新型コロナウイルス流行で初の緊急事態宣言が出されてから1年余り。行きつ戻りつの日本経済は再びマイナス圏に沈んだ。この間の場当たり的な政府対応が現状を招いた点を踏まえれば、感染抑制こそ最大の景気対策であることは明白だ。ワクチン接種を加速するため、従来の発想を転換して取り組むべきである。

 内閣府が発表した今年1~3月期の実質国内総生産(GDP)は、前期比の年率換算で5・1%減と3四半期ぶりのマイナス成長。2020年度では4・6%減と戦後最悪の落ち込みだった。

 1~3月期の悪化は、感染拡大で年明けから東京圏などへ宣言が再発令されたためで、GDPの6割近くを占める個人消費が前期比1・4%減少。政府の支援策「Go To トラベル」の停止や営業時間の短縮で、観光や外食などの打撃が大きかったとみられる。
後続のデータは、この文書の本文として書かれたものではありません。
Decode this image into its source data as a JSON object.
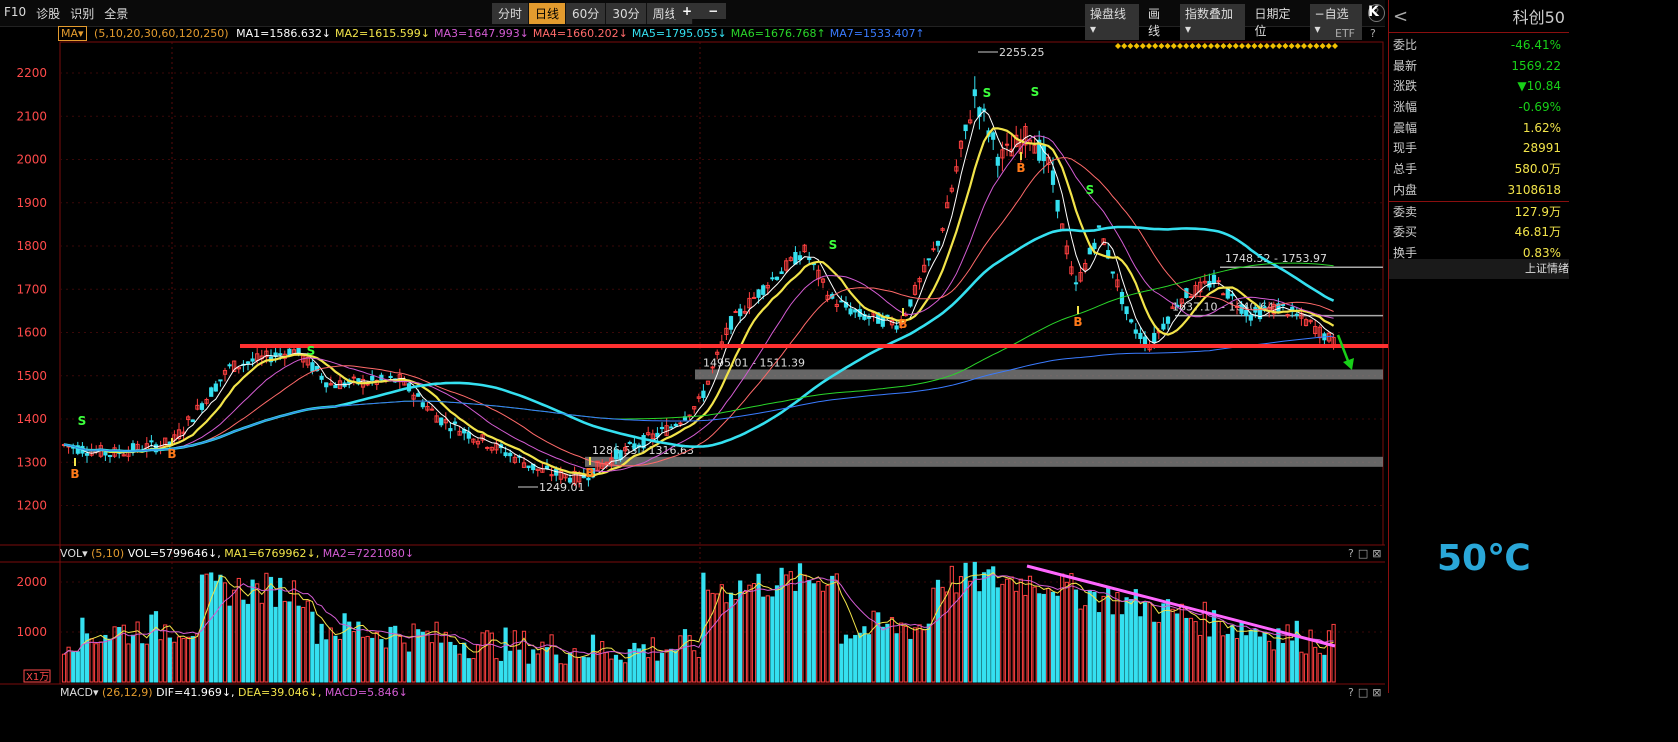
{
  "toolbar": {
    "left_items": [
      "F10",
      "诊股",
      "识别",
      "全景"
    ],
    "periods": [
      "分时",
      "日线",
      "60分",
      "30分",
      "周线 ▾"
    ],
    "active_period": "日线",
    "zoom_in": "+",
    "zoom_out": "−",
    "right_items": [
      "操盘线 ▾",
      "画线",
      "指数叠加 ▾",
      "日期定位",
      "−自选 ▾"
    ],
    "help": "?"
  },
  "ma_legend": {
    "button": "MA▾",
    "params": "(5,10,20,30,60,120,250)",
    "items": [
      {
        "text": "MA1=1586.632↓",
        "color": "#ffffff"
      },
      {
        "text": "MA2=1615.599↓",
        "color": "#f2e44a"
      },
      {
        "text": "MA3=1647.993↓",
        "color": "#d35cd3"
      },
      {
        "text": "MA4=1660.202↓",
        "color": "#ff6a6a"
      },
      {
        "text": "MA5=1795.055↓",
        "color": "#35e0f0"
      },
      {
        "text": "MA6=1676.768↑",
        "color": "#2ad52a"
      },
      {
        "text": "MA7=1533.407↑",
        "color": "#3a7bff"
      }
    ],
    "etf": "ETF",
    "qm": "?"
  },
  "price_axis": {
    "ticks": [
      "2200",
      "2100",
      "2000",
      "1900",
      "1800",
      "1700",
      "1600",
      "1500",
      "1400",
      "1300",
      "1200"
    ],
    "values": [
      2200,
      2100,
      2000,
      1900,
      1800,
      1700,
      1600,
      1500,
      1400,
      1300,
      1200
    ]
  },
  "annotations": {
    "high": "2255.25",
    "low": "1249.01",
    "zone_1": "1286.53 - 1316.63",
    "zone_2": "1495.01 - 1511.39",
    "zone_3": "1748.52 - 1753.97",
    "zone_4": "1637.10 - 1640.64"
  },
  "signals": {
    "buy": "B",
    "sell": "S"
  },
  "vol_legend": {
    "prefix": "VOL▾",
    "params": "(5,10)",
    "vol": "VOL=5799646↓,",
    "ma1": "MA1=6769962↓,",
    "ma2": "MA2=7221080↓"
  },
  "vol_axis": {
    "ticks": [
      "2000",
      "1000"
    ],
    "unit": "X1万"
  },
  "macd_legend": {
    "prefix": "MACD▾",
    "params": "(26,12,9)",
    "dif": "DIF=41.969↓,",
    "dea": "DEA=39.046↓,",
    "macd": "MACD=5.846↓"
  },
  "panel_controls": [
    "?",
    "□",
    "⊠"
  ],
  "side": {
    "back": "<",
    "title": "科创50",
    "rows": [
      {
        "k": "委比",
        "v": "-46.41%",
        "c": "green"
      },
      {
        "k": "最新",
        "v": "1569.22",
        "c": "green"
      },
      {
        "k": "涨跌",
        "v": "▼10.84",
        "c": "green"
      },
      {
        "k": "涨幅",
        "v": "-0.69%",
        "c": "green"
      },
      {
        "k": "震幅",
        "v": "1.62%",
        "c": "yellow"
      },
      {
        "k": "现手",
        "v": "28991",
        "c": "yellow"
      },
      {
        "k": "总手",
        "v": "580.0万",
        "c": "yellow"
      },
      {
        "k": "内盘",
        "v": "3108618",
        "c": "yellow"
      },
      {
        "k": "委卖",
        "v": "127.9万",
        "c": "yellow"
      },
      {
        "k": "委买",
        "v": "46.81万",
        "c": "yellow"
      },
      {
        "k": "换手",
        "v": "0.83%",
        "c": "yellow"
      }
    ],
    "tab": "上证情绪",
    "temperature": "50℃"
  },
  "colors": {
    "up": "#ff4040",
    "down": "#35e0f0",
    "support_line": "#ff3030",
    "zone": "#888888",
    "accent": "#e39b2e"
  }
}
 ほかの要因では企業の設備投資は1・4%減。外需は、輸出が伸びたものの輸入も増えて、全体でマイナスに働いた。

 感染状況が景気の明暗を分けたのは海外の主要国・地域も同様だった。

 米国の1~3月期は、年率6・4%増と3期連続のプラス成長だった。ワクチン接種の広がりが経済再開につながった上、バイデン政権による1兆9千億ドル(約200兆円)の大型対策の成立で、現金が1人最大1400ドル支給された効果が表れた。

 一方、感染が収まらずマイナス成長に陥ったのが欧州だ。ユーロ圏19カ国は2・5%減と2期続けての落ち込み。けん引役のドイツをはじめイタリア、スペインなどが振るわなかった。

 全体でマイナス成長となったこの時期の日本経済だが、企業の業績面ではコロナ禍の影響度合いによって二極化が一層鮮明になったと言える。

 外食では牛丼の松屋フーズホールディングスが今年3月期決算で過去最大の23億円、大戸屋ホールディングスは46億円のともに赤字に。航空や鉄道会社も厳しくANAホールディングスは過去最悪の4046億円、JR東日本は5779億円と1987年の国鉄民営化以降初の赤字をそれぞれ計上した。

 その半面、ゲームをはじめ家電、電子部品、半導体関連メーカーなどは「巣ごもり需要」や中国の景気拡大で高い利益を上げ、対照的だった。

 警戒したいのは4月以降に東京、関西圏などで宣言が改めて発令され、まん延防止等重点措置の対象自治体が一段と広がった点である。「K字型」と指摘される景気の両極化が、さらに長期化しかねないからだ。

 4~6月期もマイナス成長を見込む民間エコノミストが出始め、日本航空が今期の業績予想を「合理的に見積もるのは困難」と見送ったのも、そのような事情があろう。苦境の企業や家計に対する目配りと支援の継続が欠かせない。

 ワクチンが普及し接種完了者のマスク着用を原則不要とした米国や、同様に経済が本格再開し始めた英国とは雲泥の差だ。

 英国が迅速なワクチン接種に成功した一因として、担い手を医師らに限定せず、人手確保のため資格のないボランティアにも講習・研修を経て委ねた点が挙げられる。

 政治の覚悟と法改正を含めた行動があれば日本でも実現できよう。非常時に求められるのはそのような発想だ。